Find flaky tests #

A test is flaky if it sometimes passes and sometimes fails on the same DUT under the same conditions. Real flakes hide one of three things: a marginal limit, a measurement that depends on uncontrolled environment, or a race in setup. This recipe walks the operator UI and the parquet store to identify which.

Prerequisites #

  • A few weeks of accumulated runs in the project's data dir (the retest signal needs repeated DUT serials across sessions to mean anything).
  • litmus serve running on the bench.

1. Find the suspects in the Metrics → Retest tab #

Open /metrics, click the Retest tab. The chart shows the percentage of unique DUTs that needed more than one attempt to clear the same step, bucketed by period. The table below shows Period / Serials / Retested / Rate / Avg retries.

High retest rates flag flaky tests OR marginal hardware. To narrow to "is it the test", filter the same Metrics view by product or station with the filter bar above the tabs and see whether the spike follows the test, the station, or the product.

2. Pin the test that's flaking #

The Retest tab is aggregate; for the specific test, open /results. The list doesn't text-filter by DUT serial, so sort by Started descending and scan the DUT column for one of the affected serials. A flaky test shows up as a serial that has both passed and failed rows in its history without an obvious code change between them.

Click into a failing run. The Results detail step tree shows one row per (step_path, vector_index) regardless of retry count; to see the individual attempts, jump to the parquet query in the next step. Confirm the failing step's measurements table: a borderline value just outside the limit is a marginal limit; a wild value is environment or hardware.

3. Make the retry behaviour explicit #

If the test is genuinely intermittent and you can't fix the root cause yet, set an explicit retry policy with the @pytest.mark.litmus_retry marker:

@pytest.mark.litmus_retry(max_retries=2, delay=0.5, on=["AssertionError"])
def test_output_voltage(context, verify):
    ...

This translates to pytest-rerunfailures under the hood.

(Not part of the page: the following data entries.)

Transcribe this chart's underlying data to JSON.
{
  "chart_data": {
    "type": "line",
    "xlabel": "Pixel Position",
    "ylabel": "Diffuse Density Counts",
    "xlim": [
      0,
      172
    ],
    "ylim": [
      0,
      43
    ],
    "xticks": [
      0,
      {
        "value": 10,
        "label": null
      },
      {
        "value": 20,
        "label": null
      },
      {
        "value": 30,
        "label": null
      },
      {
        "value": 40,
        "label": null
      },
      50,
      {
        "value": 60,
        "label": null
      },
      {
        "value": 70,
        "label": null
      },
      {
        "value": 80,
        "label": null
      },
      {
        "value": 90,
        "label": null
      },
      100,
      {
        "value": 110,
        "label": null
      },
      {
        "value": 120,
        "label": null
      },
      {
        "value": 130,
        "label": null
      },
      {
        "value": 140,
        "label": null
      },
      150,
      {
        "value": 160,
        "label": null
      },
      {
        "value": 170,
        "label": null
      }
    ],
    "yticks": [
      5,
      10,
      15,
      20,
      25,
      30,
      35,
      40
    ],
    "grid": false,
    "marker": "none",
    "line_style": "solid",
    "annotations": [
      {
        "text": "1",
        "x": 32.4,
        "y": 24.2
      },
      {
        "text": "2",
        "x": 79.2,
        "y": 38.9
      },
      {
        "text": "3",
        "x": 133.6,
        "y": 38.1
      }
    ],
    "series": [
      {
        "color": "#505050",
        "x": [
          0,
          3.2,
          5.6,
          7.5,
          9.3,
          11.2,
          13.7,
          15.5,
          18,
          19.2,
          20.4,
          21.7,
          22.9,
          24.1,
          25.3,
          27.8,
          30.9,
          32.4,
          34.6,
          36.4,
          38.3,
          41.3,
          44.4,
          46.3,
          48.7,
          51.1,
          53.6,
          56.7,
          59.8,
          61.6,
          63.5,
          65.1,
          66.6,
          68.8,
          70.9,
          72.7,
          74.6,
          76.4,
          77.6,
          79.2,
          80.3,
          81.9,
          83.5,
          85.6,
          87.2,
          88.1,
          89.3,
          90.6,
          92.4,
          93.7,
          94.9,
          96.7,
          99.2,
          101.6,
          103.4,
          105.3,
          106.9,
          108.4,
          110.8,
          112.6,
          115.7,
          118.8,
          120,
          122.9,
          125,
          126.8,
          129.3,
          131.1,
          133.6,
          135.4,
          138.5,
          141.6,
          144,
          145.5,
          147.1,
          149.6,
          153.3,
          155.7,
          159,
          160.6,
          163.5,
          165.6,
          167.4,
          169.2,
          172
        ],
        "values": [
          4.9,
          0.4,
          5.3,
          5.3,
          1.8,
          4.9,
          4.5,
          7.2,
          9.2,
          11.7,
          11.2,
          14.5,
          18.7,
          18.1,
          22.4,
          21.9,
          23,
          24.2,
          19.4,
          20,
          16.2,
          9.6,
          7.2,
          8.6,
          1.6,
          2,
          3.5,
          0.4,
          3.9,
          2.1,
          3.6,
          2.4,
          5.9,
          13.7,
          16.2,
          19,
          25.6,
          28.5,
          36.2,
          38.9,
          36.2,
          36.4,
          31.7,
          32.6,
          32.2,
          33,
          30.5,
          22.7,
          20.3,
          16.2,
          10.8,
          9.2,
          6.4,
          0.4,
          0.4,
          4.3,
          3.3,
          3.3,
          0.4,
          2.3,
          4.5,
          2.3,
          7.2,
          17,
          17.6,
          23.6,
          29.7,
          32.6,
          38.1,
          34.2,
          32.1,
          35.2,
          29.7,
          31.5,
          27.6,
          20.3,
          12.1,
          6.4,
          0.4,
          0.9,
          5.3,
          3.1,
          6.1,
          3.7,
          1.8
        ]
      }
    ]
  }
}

Every retry produces parquet rows with the same vector_index and an incremented vector_retry — the operator UI's step tree counts those and shows them as retries.

4. Confirm with a parquet query #

To see every attempt for one (run, step, serial) combination across the project, query the parquet store directly:

duckdb -c "
SELECT run_id, dut_serial, step_path, vector_index, vector_retry,
       measurement_outcome, measurement_value
FROM read_parquet('<data_dir>/runs/**/*.parquet')
WHERE step_path = 'test_output_voltage'
  AND dut_serial = 'DPB001-0001'
  AND record_type = 'measurement'
ORDER BY run_started_at DESC, vector_retry ASC
"

A row where vector_retry increments past 0 is a retried attempt. A row where the final retry's measurement_outcome is passed but earlier retries were failed is a real intermittent — the unit is right, the test just had to try again. A row where every retry of the same step on the same serial fails the same way is not a flake at all; it's a deterministic failure.

Resolve <data_dir> from ProjectConfig or check the Three Stores page for the default locations.

5. Cross-check the environment with channels #

If the measurement is wild but the DUT is fine, the cause is usually environmental. Open /channels, find the session ID from the failing run's detail page, and look at any power-rail, temperature, or supply-current channel logged during that session. A 50 mV brown-out on the supply rail during the failing window is a smoking gun.